Elisabeth Cummings: Being Timeless
In her six-and-a-half-decade practice, Elisabeth Cummings has become recognised as one of the most important painters of her generation.
Words: Sasha Grishin
Photography: Michael Bradfield
Elisabeth Cummings is an artist who has improved with age. Although she has always been a competent painter, it is over the past few decades that she has really found her own voice. And her quiet, tonal paintings of landscapes and domestic interiors have in turn attracted national attention and critical acclaim. Through her distinctive, vibrant, yet intimate image of the Australian landscape, imbued with a distinctly female sensibility, Cummings is increasingly regarded as one of the most significant painters of her generation.
Cummings was born in Brisbane in 1934, the daughter of an architect and a teacher. At the age of 19, Cummings moved to Sydney and studied at East Sydney Tech (now the National Art School), which was at the time the leading art school in Sydney.

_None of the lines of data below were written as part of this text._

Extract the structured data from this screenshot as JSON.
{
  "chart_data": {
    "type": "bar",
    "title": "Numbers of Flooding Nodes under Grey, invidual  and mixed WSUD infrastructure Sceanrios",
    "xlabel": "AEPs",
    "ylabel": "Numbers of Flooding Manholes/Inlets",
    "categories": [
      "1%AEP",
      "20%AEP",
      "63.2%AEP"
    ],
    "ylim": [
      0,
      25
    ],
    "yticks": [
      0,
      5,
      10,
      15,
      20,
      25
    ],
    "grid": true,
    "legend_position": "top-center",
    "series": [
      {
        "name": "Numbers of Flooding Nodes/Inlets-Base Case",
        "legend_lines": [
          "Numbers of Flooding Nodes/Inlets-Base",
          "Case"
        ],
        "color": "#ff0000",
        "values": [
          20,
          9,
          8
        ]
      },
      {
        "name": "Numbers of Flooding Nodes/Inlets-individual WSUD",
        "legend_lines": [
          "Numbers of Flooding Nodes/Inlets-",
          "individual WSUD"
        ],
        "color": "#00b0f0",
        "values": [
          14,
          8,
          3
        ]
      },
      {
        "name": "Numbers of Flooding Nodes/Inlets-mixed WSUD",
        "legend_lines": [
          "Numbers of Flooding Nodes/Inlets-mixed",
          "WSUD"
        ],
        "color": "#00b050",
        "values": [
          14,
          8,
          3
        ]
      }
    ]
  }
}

Here she came under the spell of artists John Passmore, Wallace Thornton, Godfrey Miller and Ralph Balson. On being awarded the New South Wales Travelling Art Scholarship in 1958, she spent the next decade in Europe, based mainly in Florence, but with extended visits to France and England. In 1960, she spent a month at the School of Vision in Salzburg studying with Oskar Kokoschka.
Cummings was back in Sydney in 1969, where she commenced teaching at East Sydney Tech on a part-time basis, as well as at numerous other art schools – something that she continued to do for the next 30 years. In 1970, she settled in Wedderburn – a rural retreat outside Campbelltown on the Georges River south of Sydney – with a group of other artists. Today she divides her time between Wedderburn and Sydney.
When asked about the artists whom she considers as having had an impact on her development, the names Giorgio Morandi and Georges Braque she prefaces with the words, “I adore”. Others to whom she pays homage include Australians Ian Fairweather, Fred Williams, Ken Whisson, Clarice Beckett, Grace Cossington Smith, Dorrit Black and Grace Crowley, as well as Richard Diebenkorn, Pierre Bonnard, Jean-Édouard Vuillard, Henri Matisse, Max Beckmann, Frank Auerbach, Willem de Kooning and Arshile Gorky in Europe and America.
In some of her earlier works, Cummings employed the lingua franca of painters emerging out of East Sydney Tech in the 1950s, with their Passmore- inspired interpretations of Cézanne. Subsequently, in the 1970s, Cummings eagerly embraced the French Intimist painters, Vuillard and Bonnard, which was coupled with an awareness of the late painted interiors of Cossington Smith. The results were charming and sensitive interiors, with much in common with her sources.
But the best of Cummings’ paintings take the landscape as a point of departure, which she interprets with confident, sweeping gestural marks that negate the literalness of the image. Her earlier, heavily painted canvases subsequently gave way to a lightness of touch with a drier, scrappier surface that could bring to mind a parallel with Fairweather. Many of her works are memory paintings that grow of their own accord, with the sketches and photographs acting as an aide memoir. When working in the studio, she notes that, “the painting takes on a life of its own and dictates the way it develops”.
Cummings is a free spirit who has created a very personal and intimate relationship with the landscape that she has grown to understand from the inside. This sense of excitement and intimacy is shared passionately with her audience, perhaps more convincingly than with many other artists. Her paintings, almost without exception, are beautifully structured, highly personal, lyrical and often possess a touch of whimsy. Her work breathes with freshness, energy and great visual resonance.
Although Cummings has been a very consistent artist, she has only achieved widespread recognition in the past couple of decades. Her work is well-represented in the collections of the Art Gallery of New South Wales and the National Gallery of Australia in Canberra. Her best paintings belong to her work from the past 25 years, along with some of her spirited atmospheric monotypes. Her ceramics, made in collaboration with Lino Alvarez, are rare, but are highly prized and frequently take the form of small stage sets inhabited by little figures and are quite distinct from her paintings and graphics.
In 2017, Sioux Garside curated a major survey exhibition of Cummings’ paintings, graphics and ceramics that toured New South Wales and Canberra. The catalogue is the most up-to-date account of her practice and the website of her gallery, King Street Gallery on William, contains links to many of the publications associated with her art practice.